# NumPy basics
## Data 765 tutoring

[NumPy](https://numpy.org/) is one of the central packages of the scientific Python ecosystem. NumPy implements accelerated array operations using [optimized, low level loops](https://chelseatroy.com/2018/11/07/code-mechanic-numpy-vectorization/) as well as [BLAS](https://numpy.org/devdocs/user/building.html) libraries.

NumPy is important because array operations are central in maths. Vectors and matrices are easy to represent as arrays. Basic formulas; such as averages, standard deviation, or effect size; are all implemented with arrays/vectors/matrices. Means are calculated by summing up the elements of an array and dividing by the length. Machine or statistical learning is also just vector and matrix operations. In other words, linear algebra is central to what we do, and fast array (i.e. vector or matrix) operations greatly improve our quality of life.

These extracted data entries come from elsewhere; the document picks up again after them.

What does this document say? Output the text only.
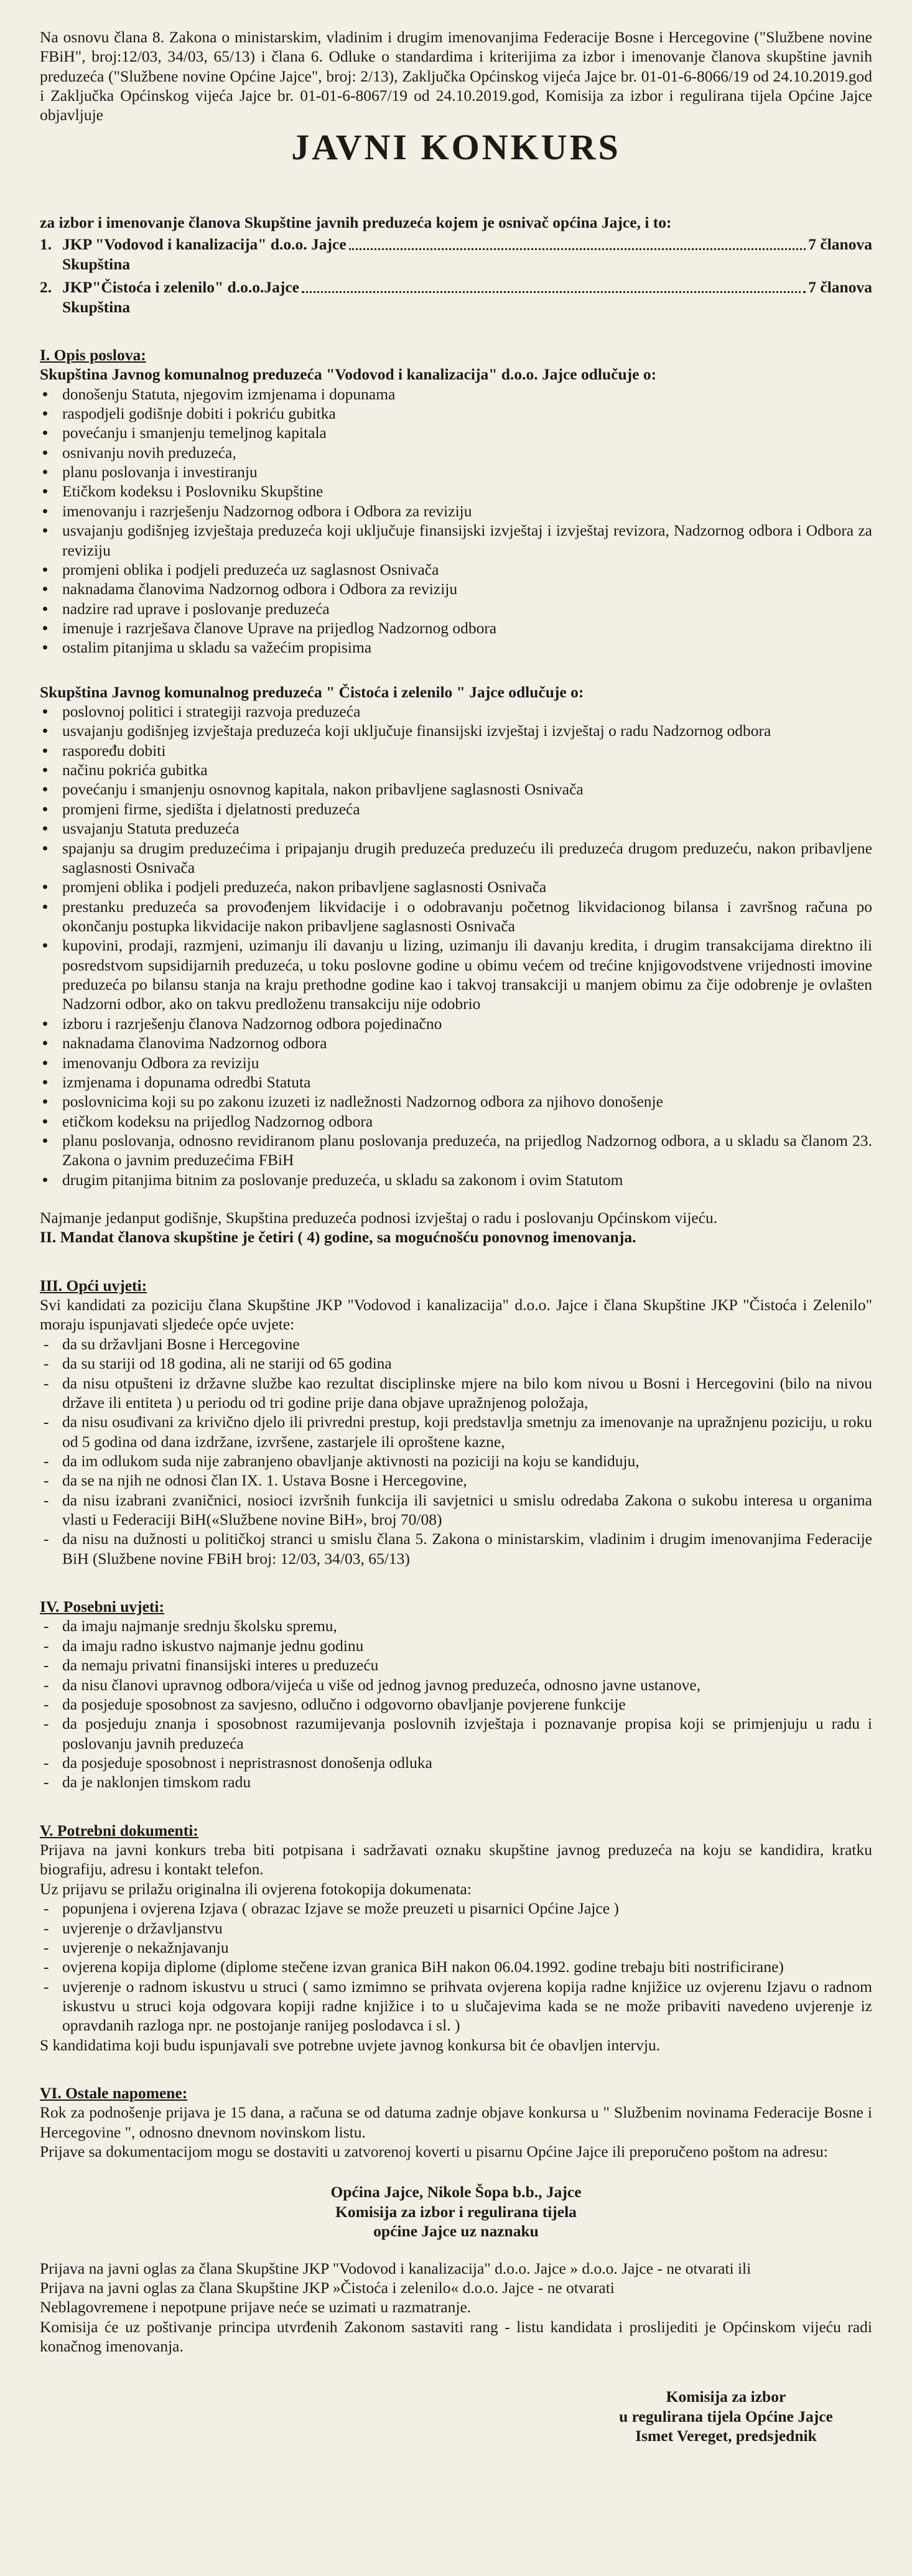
Na osnovu člana 8. Zakona o ministarskim, vladinim i drugim imenovanjima Federacije Bosne i Hercegovine ("Službene novine FBiH", broj:12/03, 34/03, 65/13) i člana 6. Odluke o standardima i kriterijima za izbor i imenovanje članova skupštine javnih preduzeća ("Službene novine Općine Jajce", broj: 2/13), Zaključka Općinskog vijeća Jajce br. 01-01-6-8066/19 od 24.10.2019.god i Zaključka Općinskog vijeća Jajce br. 01-01-6-8067/19 od 24.10.2019.god, Komisija za izbor i regulirana tijela Općine Jajce objavljuje

JAVNI KONKURS

za izbor i imenovanje članova Skupštine javnih preduzeća kojem je osnivač općina Jajce, i to:

1. JKP "Vodovod i kanalizacija" d.o.o. Jajce	7 članova
Skupština
2. JKP"Čistoća i zelenilo" d.o.o.Jajce	7 članova
Skupština

I. Opis poslova:

Skupština Javnog komunalnog preduzeća "Vodovod i kanalizacija" d.o.o. Jajce odlučuje o:

• donošenju Statuta, njegovim izmjenama i dopunama
• raspodjeli godišnje dobiti i pokriću gubitka
• povećanju i smanjenju temeljnog kapitala
• osnivanju novih preduzeća,
• planu poslovanja i investiranju
• Etičkom kodeksu i Poslovniku Skupštine
• imenovanju i razrješenju Nadzornog odbora i Odbora za reviziju
• usvajanju godišnjeg izvještaja preduzeća koji uključuje finansijski izvještaj i izvještaj revizora, Nadzornog odbora i Odbora za reviziju
• promjeni oblika i podjeli preduzeća uz saglasnost Osnivača
• naknadama članovima Nadzornog odbora i Odbora za reviziju
• nadzire rad uprave i poslovanje preduzeća
• imenuje i razrješava članove Uprave na prijedlog Nadzornog odbora
• ostalim pitanjima u skladu sa važećim propisima

Skupština Javnog komunalnog preduzeća " Čistoća i zelenilo " Jajce odlučuje o:

• poslovnoj politici i strategiji razvoja preduzeća
• usvajanju godišnjeg izvještaja preduzeća koji uključuje finansijski izvještaj i izvještaj o radu Nadzornog odbora
• raspoređu dobiti
• načinu pokrića gubitka
• povećanju i smanjenju osnovnog kapitala, nakon pribavljene saglasnosti Osnivača
• promjeni firme, sjedišta i djelatnosti preduzeća
• usvajanju Statuta preduzeća
• spajanju sa drugim preduzećima i pripajanju drugih preduzeća preduzeću ili preduzeća drugom preduzeću, nakon pribavljene saglasnosti Osnivača
• promjeni oblika i podjeli preduzeća, nakon pribavljene saglasnosti Osnivača
• prestanku preduzeća sa provođenjem likvidacije i o odobravanju početnog likvidacionog bilansa i završnog računa po okončanju postupka likvidacije nakon pribavljene saglasnosti Osnivača
• kupovini, prodaji, razmjeni, uzimanju ili davanju u lizing, uzimanju ili davanju kredita, i drugim transakcijama direktno ili posredstvom supsidijarnih preduzeća, u toku poslovne godine u obimu većem od trećine knjigovodstvene vrijednosti imovine preduzeća po bilansu stanja na kraju prethodne godine kao i takvoj transakciji u manjem obimu za čije odobrenje je ovlašten Nadzorni odbor, ako on takvu predloženu transakciju nije odobrio
• izboru i razrješenju članova Nadzornog odbora pojedinačno
• naknadama članovima Nadzornog odbora
• imenovanju Odbora za reviziju
• izmjenama i dopunama odredbi Statuta
• poslovnicima koji su po zakonu izuzeti iz nadležnosti Nadzornog odbora za njihovo donošenje
• etičkom kodeksu na prijedlog Nadzornog odbora
• planu poslovanja, odnosno revidiranom planu poslovanja preduzeća, na prijedlog Nadzornog odbora, a u skladu sa članom 23. Zakona o javnim preduzećima FBiH
• drugim pitanjima bitnim za poslovanje preduzeća, u skladu sa zakonom i ovim Statutom

Najmanje jedanput godišnje, Skupština preduzeća podnosi izvještaj o radu i poslovanju Općinskom vijeću.

II. Mandat članova skupštine je četiri ( 4) godine, sa mogućnošću ponovnog imenovanja.

III. Opći uvjeti:

Svi kandidati za poziciju člana Skupštine JKP "Vodovod i kanalizacija" d.o.o. Jajce i člana Skupštine JKP "Čistoća i Zelenilo" moraju ispunjavati sljedeće opće uvjete:

- da su državljani Bosne i Hercegovine
- da su stariji od 18 godina, ali ne stariji od 65 godina
- da nisu otpušteni iz državne službe kao rezultat disciplinske mjere na bilo kom nivou u Bosni i Hercegovini (bilo na nivou države ili entiteta ) u periodu od tri godine prije dana objave upražnjenog položaja,
- da nisu osuđivani za krivično djelo ili privredni prestup, koji predstavlja smetnju za imenovanje na upražnjenu poziciju, u roku od 5 godina od dana izdržane, izvršene, zastarjele ili oproštene kazne,
- da im odlukom suda nije zabranjeno obavljanje aktivnosti na poziciji na koju se kandiduju,
- da se na njih ne odnosi član IX. 1. Ustava Bosne i Hercegovine,
- da nisu izabrani zvaničnici, nosioci izvršnih funkcija ili savjetnici u smislu odredaba Zakona o sukobu interesa u organima vlasti u Federaciji BiH(«Službene novine BiH», broj 70/08)
- da nisu na dužnosti u političkoj stranci u smislu člana 5. Zakona o ministarskim, vladinim i drugim imenovanjima Federacije BiH (Službene novine FBiH broj: 12/03, 34/03, 65/13)

IV. Posebni uvjeti:

- da imaju najmanje srednju školsku spremu,
- da imaju radno iskustvo najmanje jednu godinu
- da nemaju privatni finansijski interes u preduzeću
- da nisu članovi upravnog odbora/vijeća u više od jednog javnog preduzeća, odnosno javne ustanove,
- da posjeduje sposobnost za savjesno, odlučno i odgovorno obavljanje povjerene funkcije
- da posjeduju znanja i sposobnost razumijevanja poslovnih izvještaja i poznavanje propisa koji se primjenjuju u radu i poslovanju javnih preduzeća
- da posjeduje sposobnost i nepristrasnost donošenja odluka
- da je naklonjen timskom radu

V. Potrebni dokumenti:

Prijava na javni konkurs treba biti potpisana i sadržavati oznaku skupštine javnog preduzeća na koju se kandidira, kratku biografiju, adresu i kontakt telefon.

Uz prijavu se prilažu originalna ili ovjerena fotokopija dokumenata:

- popunjena i ovjerena Izjava ( obrazac Izjave se može preuzeti u pisarnici Općine Jajce )
- uvjerenje o državljanstvu
- uvjerenje o nekažnjavanju
- ovjerena kopija diplome (diplome stečene izvan granica BiH nakon 06.04.1992. godine trebaju biti nostrificirane)
- uvjerenje o radnom iskustvu u struci ( samo izmimno se prihvata ovjerena kopija radne knjižice uz ovjerenu Izjavu o radnom iskustvu u struci koja odgovara kopiji radne knjižice i to u slučajevima kada se ne može pribaviti navedeno uvjerenje iz opravdanih razloga npr. ne postojanje ranijeg poslodavca i sl. )

S kandidatima koji budu ispunjavali sve potrebne uvjete javnog konkursa bit će obavljen intervju.

VI. Ostale napomene:

Rok za podnošenje prijava je 15 dana, a računa se od datuma zadnje objave konkursa u " Službenim novinama Federacije Bosne i Hercegovine ", odnosno dnevnom novinskom listu.

Prijave sa dokumentacijom mogu se dostaviti u zatvorenoj koverti u pisarnu Općine Jajce ili preporučeno poštom na adresu:

Općina Jajce, Nikole Šopa b.b., Jajce
Komisija za izbor i regulirana tijela
općine Jajce uz naznaku

Prijava na javni oglas za člana Skupštine JKP "Vodovod i kanalizacija" d.o.o. Jajce » d.o.o. Jajce - ne otvarati ili

Prijava na javni oglas za člana Skupštine JKP »Čistoća i zelenilo« d.o.o. Jajce - ne otvarati

Neblagovremene i nepotpune prijave neće se uzimati u razmatranje.

Komisija će uz poštivanje principa utvrđenih Zakonom sastaviti rang - listu kandidata i proslijediti je Općinskom vijeću radi konačnog imenovanja.

Komisija za izbor
u regulirana tijela Općine Jajce
Ismet Vereget, predsjednik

[Pandas](https://pandas.pydata.org/) is an in memory columnar data frame library that is built on NumPy. Understanding NumPy helps with pandas as well as the rest of Python's science ecosystem. You will often use NumPy directly in service to some goal you have with the other scientific libraries.

# Lists, arrays, primitives, and composites

Python is popular for both enthusiasts as well as casual programmers. For enthusiasts, Python is a clean language with great FFI support which allows easy interfacing to lower level languages such as C or Rust. For newbies, Python has, well, those same two benefits without casual programmers having to think about what that means. NumPy is one of the Python ecosystem's greatest boons, and the library relies on lower level code for speed.

But why?

Python follows the principle of least astonishment. Python reasonably tries to do what you expect it to do. `list`s store any object rather than being limited to a single type as with arrays and Vectors in Rust or C and C++. Rust and the like aren't inferior to Python; they have different goals and targets. Lower level languages are closer to the hardware which engenders great speed and power. However, that also means that a programmer must code closer to how a computer works as well.

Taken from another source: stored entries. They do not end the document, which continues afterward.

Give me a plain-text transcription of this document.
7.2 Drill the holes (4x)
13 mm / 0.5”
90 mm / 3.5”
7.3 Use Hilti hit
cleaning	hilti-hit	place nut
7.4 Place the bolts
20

Python is a higher level language which means that it is more abstracted from the hardware. That allows certain built in and automatically enabled features that would be undesirable in a lower level language. For example, Python's base integer is [arbitrarily precise](https://en.wikipedia.org/wiki/Arbitrary-precision_arithmetic) which means you can do this:

In [3]:
big_long = 10**10000
print(big_long)

1000000000000000000000000000000000000000000000000000000000000000000000000000000000000000000000000000000000000000000000000000000000000000000000000000000000000000000000000000000000000000000000000000000000000000000000000000000000000000000000000000000000000000000000000000000000000000000000000000000000000000000000000000000000000000000000000000000000000000000000000000000000000000000000000000000000000000000000000000000000000000000000000000000000000000000000000000000000000000000000000000000000000000000000000000000000000000000000000000000000000000000000000000000000000000000000000000000000000000000000000000000000000000000000000000000000000000000000000000000000000000000000000000000000000000000000000000000000000000000000000000000000000000000000000000000000000000000000000000000000000000000000000000000000000000000000000000000000000000000000000000000000000000000000000000000000000000000000000000000000000000000000000000000000000000000000000000000000000000000000000000000000000000000000000000000000000000

BigInts are not always beneficial as an immediately enabled feature. Other languages usually require a library that implements BigInts. Instead, those languages had integer types that are fixed in size. Rust has unsigned and signed 8 bit, 16 bit, 32 bit, 64 bit, and 128 bit [integers](https://doc.rust-lang.org/std/index.html#primitives). Thus, integers in Rust have a fixed minimum and maximum size just like Python's floats. Working with integers of those sizes are very efficient for CPUs. Arbitrary precision requires extra logic for every calculation which slows down operations.

_NumPy uses [primitives](https://numpy.org/doc/stable/user/basics.types.html) to speed up calculations._

Arrays in lower level languages are "limited" to a single type because they're a block of contiguous memory. Accessing each element is fast and cheap. CPUs have special instructions such as SIMD and MIMD to speed up operations, such as math, even more on blocks of data.